For a given collection of cell states of interest, we first defined regions of interest in every single slide as the collection of spots where the inferred abundance of the cell type from which the cell state was derived was at least 10%. These regions limit the target spots used in the MISTy model, however the whole slide is used to spatially contextualise the predictors. We used as predictors the abundances of cell types estimated with cell2location or cell states scores. To account only for the effects of the activation of a cell state, the state scores of predictor cell states were masked to 0 whenever their score was lower than 0. In all models we included two classes of spatially contextualized predictive views: an intrinsic (intra) and a local neighbourhood view (para, effective radius = 5).

Specifically we fitted the following models to answer four questions:

1. (1)

   What are the main cell types whose abundance within a spot or in the local neighbourhood predict the stressed vCM3?

   vCM3 ~ intra(cell-type abundance) + para(cell-type abundance)

2. (2)

   What are the main cell types whose abundance within a spot or in the local neighbourhood predict the endothelial subtypes? How do the different subtypes relate to each other?

   ECsubtypes ~ intra(ECsubtypes) + para(ECsubtypes) + intra(cell-type abundance) + para(cell-type abundance)

3. (3)

   What are the myeloid cell states within a spot or in the local neighbourhood that better predict fibroblasts cell states? How do fibroblasts cell states relate to each other?

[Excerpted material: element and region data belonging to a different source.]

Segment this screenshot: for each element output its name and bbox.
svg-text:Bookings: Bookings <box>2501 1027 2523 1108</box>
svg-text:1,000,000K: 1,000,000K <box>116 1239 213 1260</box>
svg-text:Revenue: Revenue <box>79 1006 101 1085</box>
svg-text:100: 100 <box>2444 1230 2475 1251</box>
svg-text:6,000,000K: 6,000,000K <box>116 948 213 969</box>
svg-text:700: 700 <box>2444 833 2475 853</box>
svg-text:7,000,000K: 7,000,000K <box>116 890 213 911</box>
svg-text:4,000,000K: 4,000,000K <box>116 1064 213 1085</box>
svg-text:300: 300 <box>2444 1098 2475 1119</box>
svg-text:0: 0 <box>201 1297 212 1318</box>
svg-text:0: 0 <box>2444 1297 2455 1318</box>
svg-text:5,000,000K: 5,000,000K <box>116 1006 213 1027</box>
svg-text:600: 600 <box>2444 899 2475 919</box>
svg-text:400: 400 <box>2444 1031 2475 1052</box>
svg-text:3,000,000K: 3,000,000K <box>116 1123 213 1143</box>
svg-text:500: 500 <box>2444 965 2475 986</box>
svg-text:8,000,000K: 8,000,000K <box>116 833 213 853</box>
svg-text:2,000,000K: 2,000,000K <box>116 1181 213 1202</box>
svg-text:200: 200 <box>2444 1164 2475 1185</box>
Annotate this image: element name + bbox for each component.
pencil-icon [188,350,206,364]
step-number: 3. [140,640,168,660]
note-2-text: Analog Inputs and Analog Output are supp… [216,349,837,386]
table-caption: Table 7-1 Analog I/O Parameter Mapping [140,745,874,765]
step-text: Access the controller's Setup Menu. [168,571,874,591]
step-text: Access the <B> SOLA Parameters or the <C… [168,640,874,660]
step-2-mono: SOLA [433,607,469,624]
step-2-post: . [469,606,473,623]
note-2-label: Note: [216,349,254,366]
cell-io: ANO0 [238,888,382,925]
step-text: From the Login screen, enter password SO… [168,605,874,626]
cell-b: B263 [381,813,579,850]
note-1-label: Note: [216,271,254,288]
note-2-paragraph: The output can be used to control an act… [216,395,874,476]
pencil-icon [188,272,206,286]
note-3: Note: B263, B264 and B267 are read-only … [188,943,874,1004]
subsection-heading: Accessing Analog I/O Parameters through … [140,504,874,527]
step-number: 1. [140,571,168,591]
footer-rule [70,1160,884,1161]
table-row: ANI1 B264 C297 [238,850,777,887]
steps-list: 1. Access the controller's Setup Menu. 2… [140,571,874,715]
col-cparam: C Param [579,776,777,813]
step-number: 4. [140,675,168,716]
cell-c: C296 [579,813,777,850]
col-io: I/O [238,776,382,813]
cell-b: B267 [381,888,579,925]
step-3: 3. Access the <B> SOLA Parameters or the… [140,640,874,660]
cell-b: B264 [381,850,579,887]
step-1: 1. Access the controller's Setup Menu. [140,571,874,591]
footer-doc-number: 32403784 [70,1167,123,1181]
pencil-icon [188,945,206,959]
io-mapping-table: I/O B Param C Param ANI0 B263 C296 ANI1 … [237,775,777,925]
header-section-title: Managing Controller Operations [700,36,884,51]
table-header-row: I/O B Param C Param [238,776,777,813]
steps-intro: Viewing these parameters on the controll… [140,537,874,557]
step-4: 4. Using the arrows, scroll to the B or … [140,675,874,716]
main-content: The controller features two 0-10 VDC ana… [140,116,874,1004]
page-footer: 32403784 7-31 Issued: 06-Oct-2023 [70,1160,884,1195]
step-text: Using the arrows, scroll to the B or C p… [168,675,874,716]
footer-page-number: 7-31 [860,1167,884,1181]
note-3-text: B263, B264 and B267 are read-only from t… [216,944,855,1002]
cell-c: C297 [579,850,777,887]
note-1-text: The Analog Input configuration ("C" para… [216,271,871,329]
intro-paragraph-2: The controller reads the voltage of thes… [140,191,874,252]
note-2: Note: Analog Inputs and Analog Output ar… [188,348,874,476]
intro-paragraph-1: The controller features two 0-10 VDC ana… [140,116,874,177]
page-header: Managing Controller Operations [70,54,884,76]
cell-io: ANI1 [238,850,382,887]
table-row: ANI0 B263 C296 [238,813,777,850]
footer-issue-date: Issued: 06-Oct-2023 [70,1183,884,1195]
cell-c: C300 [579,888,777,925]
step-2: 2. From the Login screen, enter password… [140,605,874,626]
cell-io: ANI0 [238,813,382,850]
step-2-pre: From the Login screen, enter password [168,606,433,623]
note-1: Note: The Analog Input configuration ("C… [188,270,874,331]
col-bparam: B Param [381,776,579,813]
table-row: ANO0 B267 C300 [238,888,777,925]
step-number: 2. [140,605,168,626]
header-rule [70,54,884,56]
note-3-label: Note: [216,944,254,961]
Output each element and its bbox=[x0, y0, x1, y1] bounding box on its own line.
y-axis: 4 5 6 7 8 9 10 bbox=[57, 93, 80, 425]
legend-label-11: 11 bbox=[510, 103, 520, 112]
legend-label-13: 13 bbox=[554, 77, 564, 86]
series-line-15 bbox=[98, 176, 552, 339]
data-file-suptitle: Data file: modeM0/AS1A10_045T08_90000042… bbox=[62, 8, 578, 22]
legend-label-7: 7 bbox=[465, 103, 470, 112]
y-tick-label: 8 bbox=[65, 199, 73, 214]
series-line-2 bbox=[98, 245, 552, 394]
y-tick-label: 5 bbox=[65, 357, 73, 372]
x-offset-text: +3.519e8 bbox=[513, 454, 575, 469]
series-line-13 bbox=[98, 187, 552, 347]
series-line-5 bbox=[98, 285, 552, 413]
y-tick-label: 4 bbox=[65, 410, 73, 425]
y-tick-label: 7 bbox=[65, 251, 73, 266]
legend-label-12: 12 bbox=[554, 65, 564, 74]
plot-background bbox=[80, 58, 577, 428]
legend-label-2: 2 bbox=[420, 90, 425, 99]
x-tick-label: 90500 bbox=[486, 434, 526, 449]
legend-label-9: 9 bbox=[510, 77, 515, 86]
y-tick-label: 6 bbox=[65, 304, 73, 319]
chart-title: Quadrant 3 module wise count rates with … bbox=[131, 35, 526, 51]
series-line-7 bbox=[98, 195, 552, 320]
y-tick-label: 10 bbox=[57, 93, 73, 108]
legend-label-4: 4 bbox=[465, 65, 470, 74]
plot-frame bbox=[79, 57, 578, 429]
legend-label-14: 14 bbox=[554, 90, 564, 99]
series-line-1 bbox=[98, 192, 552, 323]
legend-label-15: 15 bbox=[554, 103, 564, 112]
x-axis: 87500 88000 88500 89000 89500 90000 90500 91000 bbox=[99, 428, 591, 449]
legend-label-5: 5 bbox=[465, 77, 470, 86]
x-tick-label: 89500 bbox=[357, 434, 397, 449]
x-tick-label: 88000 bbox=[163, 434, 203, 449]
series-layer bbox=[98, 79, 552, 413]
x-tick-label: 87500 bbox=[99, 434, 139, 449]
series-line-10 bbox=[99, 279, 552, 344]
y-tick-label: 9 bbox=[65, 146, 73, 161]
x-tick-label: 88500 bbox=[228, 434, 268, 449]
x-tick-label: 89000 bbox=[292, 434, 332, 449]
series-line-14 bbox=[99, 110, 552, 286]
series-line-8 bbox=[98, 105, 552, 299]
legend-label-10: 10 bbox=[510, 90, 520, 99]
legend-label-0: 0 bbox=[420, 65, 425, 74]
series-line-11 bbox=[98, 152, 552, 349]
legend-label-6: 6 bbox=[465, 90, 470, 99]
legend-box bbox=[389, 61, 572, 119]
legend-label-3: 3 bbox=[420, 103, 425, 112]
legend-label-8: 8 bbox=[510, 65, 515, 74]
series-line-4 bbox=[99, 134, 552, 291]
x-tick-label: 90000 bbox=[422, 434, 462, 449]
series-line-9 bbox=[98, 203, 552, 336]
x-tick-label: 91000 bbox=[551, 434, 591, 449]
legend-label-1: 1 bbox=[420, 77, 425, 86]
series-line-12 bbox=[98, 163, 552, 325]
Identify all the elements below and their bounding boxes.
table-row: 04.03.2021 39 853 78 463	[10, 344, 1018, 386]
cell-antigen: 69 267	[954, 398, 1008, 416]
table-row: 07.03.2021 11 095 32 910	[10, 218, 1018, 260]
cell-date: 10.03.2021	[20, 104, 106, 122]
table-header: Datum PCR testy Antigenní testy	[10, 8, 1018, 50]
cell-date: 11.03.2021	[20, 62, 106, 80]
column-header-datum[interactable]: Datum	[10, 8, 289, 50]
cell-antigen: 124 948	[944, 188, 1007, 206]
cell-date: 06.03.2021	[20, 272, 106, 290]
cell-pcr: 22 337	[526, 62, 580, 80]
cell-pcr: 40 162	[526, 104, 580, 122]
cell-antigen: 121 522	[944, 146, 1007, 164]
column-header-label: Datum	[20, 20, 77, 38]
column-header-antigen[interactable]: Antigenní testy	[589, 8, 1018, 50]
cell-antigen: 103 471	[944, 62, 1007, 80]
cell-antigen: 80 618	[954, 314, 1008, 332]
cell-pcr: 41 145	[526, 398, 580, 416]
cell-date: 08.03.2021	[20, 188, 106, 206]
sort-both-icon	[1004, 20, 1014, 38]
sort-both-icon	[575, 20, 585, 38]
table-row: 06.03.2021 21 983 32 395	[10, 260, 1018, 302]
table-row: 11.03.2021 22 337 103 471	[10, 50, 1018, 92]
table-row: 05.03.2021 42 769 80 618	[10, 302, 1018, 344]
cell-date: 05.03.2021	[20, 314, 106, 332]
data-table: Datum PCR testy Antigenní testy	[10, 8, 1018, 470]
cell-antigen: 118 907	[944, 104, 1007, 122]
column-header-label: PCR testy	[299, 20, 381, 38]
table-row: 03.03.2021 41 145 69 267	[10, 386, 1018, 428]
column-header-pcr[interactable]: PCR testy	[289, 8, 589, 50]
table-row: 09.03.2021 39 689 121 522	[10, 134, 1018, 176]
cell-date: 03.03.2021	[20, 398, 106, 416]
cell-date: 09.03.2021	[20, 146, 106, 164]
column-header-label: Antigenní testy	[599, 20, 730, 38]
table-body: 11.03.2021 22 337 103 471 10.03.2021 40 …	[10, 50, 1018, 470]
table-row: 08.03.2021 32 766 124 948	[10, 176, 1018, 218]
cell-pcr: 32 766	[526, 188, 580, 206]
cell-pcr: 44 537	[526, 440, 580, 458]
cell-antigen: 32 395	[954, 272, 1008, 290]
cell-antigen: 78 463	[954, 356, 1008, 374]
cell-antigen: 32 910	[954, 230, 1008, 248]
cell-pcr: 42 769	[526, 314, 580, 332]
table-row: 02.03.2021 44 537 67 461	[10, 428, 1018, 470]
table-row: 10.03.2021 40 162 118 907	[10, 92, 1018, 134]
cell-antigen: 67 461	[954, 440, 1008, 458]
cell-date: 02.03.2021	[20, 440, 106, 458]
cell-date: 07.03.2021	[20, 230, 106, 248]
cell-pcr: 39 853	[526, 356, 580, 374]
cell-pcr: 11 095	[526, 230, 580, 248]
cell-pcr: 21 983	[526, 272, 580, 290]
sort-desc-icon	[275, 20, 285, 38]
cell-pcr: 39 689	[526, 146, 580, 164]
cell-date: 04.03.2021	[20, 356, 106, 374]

   FibroblastStates ~ intra(FibroblastStates) + para(FibroblastStates) + intra(MyeloidStates) + para(MyeloidStates)

4. (4)

   What are the main cell types whose abundance within a spot or in the local neighbourhood predict the myeloid cell states? How do the different states relate to each other?

MyeloidStates ~ intra(MyeloidStates) + para(MyeloidStates) + intra(cell-type abundance) + para(cell-type abundance)

Specific view importances were compared between patient groups as described previously with an R² filter of 0.1.

Cell–cell communication analysis

To estimate ligand–receptor interactions between the sub-populations of fibroblasts and myeloid cells, we extracted gene expression matrix from the integrated snRNA-seq and snATAC-seq data for each sample group (that is, myogenic, ischaemic and fibrotic) and combined the matrices from all sub-populations. We next used LIANA (v0.0.9)⁹⁰, a framework that compiles the results of state-of-the-art cell communication inference methods, to infer ligand–receptor interactions. We focused on the CellPhoneDB⁹¹ ligand–receptor method with Omnipath’s ligand–receptor database⁹² implemented in LIANA⁹⁰. This was done by combining snRNA-seq samples of myogenic, ischaemic and fibrotic groups and subsetting only the fibroblasts and myeloid cells sub-states. Next, we used CrossTalker (v1.3.1)⁹³ to find changes in cell–cell communication by contrasting ligand–receptor interactions predicted in myogenic vs. ischaemic samples and myogenic vs. fibrotic samples. The interactions considered by CrossTalkeR were obtained by filtering the output of LIANA⁹⁰ (P > 0.01).

Visualization, statistics, and reproducibility

In data represented as box plots (Figs. 2f, 4c,d,m,o, 5b and 6d,n) the middle line corresponds to the median, the lower and upper hinges describe the first and third quartiles, the upper whisker extends from the hinge to the largest value no further than 1.5 × inter-quartile range (IQR) from the hinge and the lower whisker extends from the hinge to the smallest value at most 1.5 × IQR of the hinge, and data beyond the end of the whiskers are outlying points that are plotted individually. In Figs. 4b and 5b,k, Colours refer to gene-weighted kernel density as estimated by using R package Nebulosa⁹⁴. All reported P-values based on multi-comparison tests were corrected using the Benjamini–Hochberg method⁹⁵. The depicted immunofluorescence micrographs are representative (Figs. 4c and 6n). The number of samples for each group was chosen on the basis of the expected levels of variation and consistency. The depicted RNAscope, immunofluorescence micrographs are representative and were performed at least twice, and all repeats were successful. Fig. 1a contains a panel from BioRender.com.

Reporting summary

Further information on research design is available in the Nature Research Reporting Summary linked to this article.